Long-Term Care Needs a Lot of Help Now According to Green Leaders

The day after Ontario’s Auditor General report on long-term care homes in the province, the provincial and federal leaders of the Green Party teamed up to say that enough is enough. Guelph MPP and Green Party of Ontario leader Mike Schreiner was joined by Federal Green Party leader Annamie Paul and advocate for the elderly Laura Tamblyn Watts to talk about the urgent need for action to protect Ontario’s seniors.

“We know that a humanitarian crisis unfolded throughout the pandemic in our long term care centres, and that thousands and thousands and thousands lives have been lost avoidably in long-term care across this country, many of them here in Ontario,” said Paul. “For those of us who have lost loved ones during this pandemic unnecessarily, for all of those who are still terrified for the care that their loved ones are receiving in long-term care, I say stop.”

Schreiner agreed calling the effects of the pandemic on long-term care a “humanitarian crisis”, and called out Minister of Long-Term Care Dr. Merrilee Fullerton for her response to the Auditor General report.

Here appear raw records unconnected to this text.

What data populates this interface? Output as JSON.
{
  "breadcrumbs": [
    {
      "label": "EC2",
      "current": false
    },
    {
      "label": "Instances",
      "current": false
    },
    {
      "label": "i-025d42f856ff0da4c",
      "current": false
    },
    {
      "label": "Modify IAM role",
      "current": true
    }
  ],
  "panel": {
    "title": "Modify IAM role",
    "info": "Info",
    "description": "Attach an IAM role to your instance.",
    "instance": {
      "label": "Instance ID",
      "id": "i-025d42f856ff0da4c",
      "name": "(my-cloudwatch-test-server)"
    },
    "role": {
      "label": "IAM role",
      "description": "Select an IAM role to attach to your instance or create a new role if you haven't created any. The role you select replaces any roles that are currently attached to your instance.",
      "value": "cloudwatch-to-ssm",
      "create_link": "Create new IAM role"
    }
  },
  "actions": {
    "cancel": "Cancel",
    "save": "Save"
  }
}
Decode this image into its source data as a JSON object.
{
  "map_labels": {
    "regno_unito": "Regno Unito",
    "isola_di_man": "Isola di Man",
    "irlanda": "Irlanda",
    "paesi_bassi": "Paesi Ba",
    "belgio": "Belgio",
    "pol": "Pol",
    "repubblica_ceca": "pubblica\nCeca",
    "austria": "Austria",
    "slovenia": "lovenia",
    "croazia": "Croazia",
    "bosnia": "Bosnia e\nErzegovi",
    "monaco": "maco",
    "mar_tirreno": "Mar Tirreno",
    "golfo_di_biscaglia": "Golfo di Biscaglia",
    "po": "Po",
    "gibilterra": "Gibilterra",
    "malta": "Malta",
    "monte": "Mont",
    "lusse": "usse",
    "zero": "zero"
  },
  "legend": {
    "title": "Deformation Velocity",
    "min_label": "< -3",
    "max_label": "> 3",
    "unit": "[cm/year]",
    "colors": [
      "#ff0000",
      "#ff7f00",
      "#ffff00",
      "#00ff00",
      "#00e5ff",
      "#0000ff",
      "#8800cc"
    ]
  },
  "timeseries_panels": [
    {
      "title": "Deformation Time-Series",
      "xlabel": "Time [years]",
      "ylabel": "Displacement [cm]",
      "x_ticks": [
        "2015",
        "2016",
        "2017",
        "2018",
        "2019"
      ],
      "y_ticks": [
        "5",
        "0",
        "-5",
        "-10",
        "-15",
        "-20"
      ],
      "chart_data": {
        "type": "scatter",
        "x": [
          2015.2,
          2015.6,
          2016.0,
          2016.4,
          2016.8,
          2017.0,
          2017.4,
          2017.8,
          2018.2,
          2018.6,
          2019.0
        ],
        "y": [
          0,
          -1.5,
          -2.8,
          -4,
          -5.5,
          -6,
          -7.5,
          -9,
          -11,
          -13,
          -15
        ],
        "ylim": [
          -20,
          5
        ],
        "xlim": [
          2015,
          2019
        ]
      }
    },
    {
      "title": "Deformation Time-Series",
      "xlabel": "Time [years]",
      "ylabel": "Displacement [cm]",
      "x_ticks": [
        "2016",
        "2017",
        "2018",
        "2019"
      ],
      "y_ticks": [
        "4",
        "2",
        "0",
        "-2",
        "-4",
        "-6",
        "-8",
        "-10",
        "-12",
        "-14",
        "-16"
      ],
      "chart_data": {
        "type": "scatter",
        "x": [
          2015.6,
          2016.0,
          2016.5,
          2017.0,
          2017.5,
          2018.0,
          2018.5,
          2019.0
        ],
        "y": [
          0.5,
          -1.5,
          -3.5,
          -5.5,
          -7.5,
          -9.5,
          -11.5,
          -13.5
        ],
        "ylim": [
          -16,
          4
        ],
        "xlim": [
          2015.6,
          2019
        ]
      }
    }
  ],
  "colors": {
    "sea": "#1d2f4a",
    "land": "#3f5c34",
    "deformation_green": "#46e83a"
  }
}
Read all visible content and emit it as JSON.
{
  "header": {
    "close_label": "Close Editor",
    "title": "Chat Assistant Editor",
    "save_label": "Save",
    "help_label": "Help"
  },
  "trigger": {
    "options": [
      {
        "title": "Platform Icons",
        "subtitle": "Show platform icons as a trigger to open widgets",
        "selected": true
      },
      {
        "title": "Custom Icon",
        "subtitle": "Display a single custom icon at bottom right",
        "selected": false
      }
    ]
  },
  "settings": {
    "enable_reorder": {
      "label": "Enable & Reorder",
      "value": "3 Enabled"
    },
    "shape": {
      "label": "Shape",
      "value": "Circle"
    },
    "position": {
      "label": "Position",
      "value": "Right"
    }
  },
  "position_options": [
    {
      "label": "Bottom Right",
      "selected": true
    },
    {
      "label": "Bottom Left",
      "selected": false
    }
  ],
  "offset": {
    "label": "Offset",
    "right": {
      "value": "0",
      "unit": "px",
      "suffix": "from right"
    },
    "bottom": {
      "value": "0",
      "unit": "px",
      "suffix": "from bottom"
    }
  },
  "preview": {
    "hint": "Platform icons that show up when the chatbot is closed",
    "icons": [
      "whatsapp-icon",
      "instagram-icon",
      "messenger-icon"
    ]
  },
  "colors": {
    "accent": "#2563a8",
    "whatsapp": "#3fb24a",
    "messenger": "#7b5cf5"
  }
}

“One of the things that was so profoundly disappointing for me yesterday was the minister’s response to the report, she deflected responsibility and blame to everyone else and didn’t actually accept any responsibility,” Schreiner said. “I think if we’re going to solve this crisis, we need to acknowledge responsibility, and I would argue that every person in Canada, myself included, has to accept responsibility because we collectively, as a society, have failed to make the investments we need to make in eldercare.”

Watts, who’s the President of CEO of CanAge, an advocacy group for the rights and well-being of elderly Canadians, blamed the Provincial government for routinely ignoring the warnings about the disastrous effect of COVID on long-term care.

“It’s important to remember that this government in Ontario deflected the Auditor General earlier in the pandemic and told her to stay in her own lane, so this report really shines a light on the multiple failures that have occurred,” Watts said. “This should not be an issue of politics, this should be an issue of care, of justice ,and of morality.”

The trio offered a list of immediate actions needed to improve conditions in long-term care including a pay increase for personal support workers, an immediate implementation of the four hours of care per day per resident benchmark, expanded vaccine rollout to care workers in homes, and infrastructure improvements to the homes themselves.

“We need to start taking the issue of physical space in long-term care seriously, 257 of our 629 long-term care homes in Ontario do not meet the 1999 standard for care,” Paul said. “We have an opportunity to make more jobs to invest in buildings and to make sure that those built environments, those physical states, are safe and well.”

In edition to the Auditor General’s report, the Government of Ontario will receive the report from its own Long-Term Care COVID-19 Commission on Friday. Schreiner said that those findings should be released immediately to the public upon receipt.

“I think that one of the big differences is going to be some of those personal stories, which will resonate with a lot of members of the public, but a lot of the findings will probably be very similar to what you saw in the AG report,” Schreiner said. “We’ve had 25 reports in the last 30 years, and they’ve pretty much outlined most of the problems in long-term care, so what we’ve lacked is the political will to actually address those problems and that’s what I hope the shift is now. We need to have the political will to make the investments, and we need to re-imagine how we care for elders.”

The Green Party of Ontario also announced Thursday that they will be holding six weeks worth of town halls around different subjects starting May 5. Schreiner and a series of special guests will discuss topics like senior car, child care, the economy, and systemic racism. This is the schedule and topics:

*A More Caring Ontario (May 5th, 7pm)
*Restoring Dignity for Seniors (May 14th, 2pm)
*Combating Systemic Racism (May 19th, 7pm)
*In the Community: A Spotlight on Parry Sound–Muskoka (May 26th, 7pm)
*Reimaging Childcare and Education (June 5th, 2pm)
*Building a Stronger Economy Together (June 13th, 1pm)

All those wanting to take part are asked to register in advance on the Green Party of Ontario’s website.

“As we work towards building a greener and more caring Ontario, the Green Party is committed to hearing and understanding the needs of local communities,” said GPO Campaign Chair Becky Smit in a statement. “Our goal with this initiative is to create opportunities for meaningful discussion about people’s concerns and visions, so we can better represent their voices at Queen’s Park.”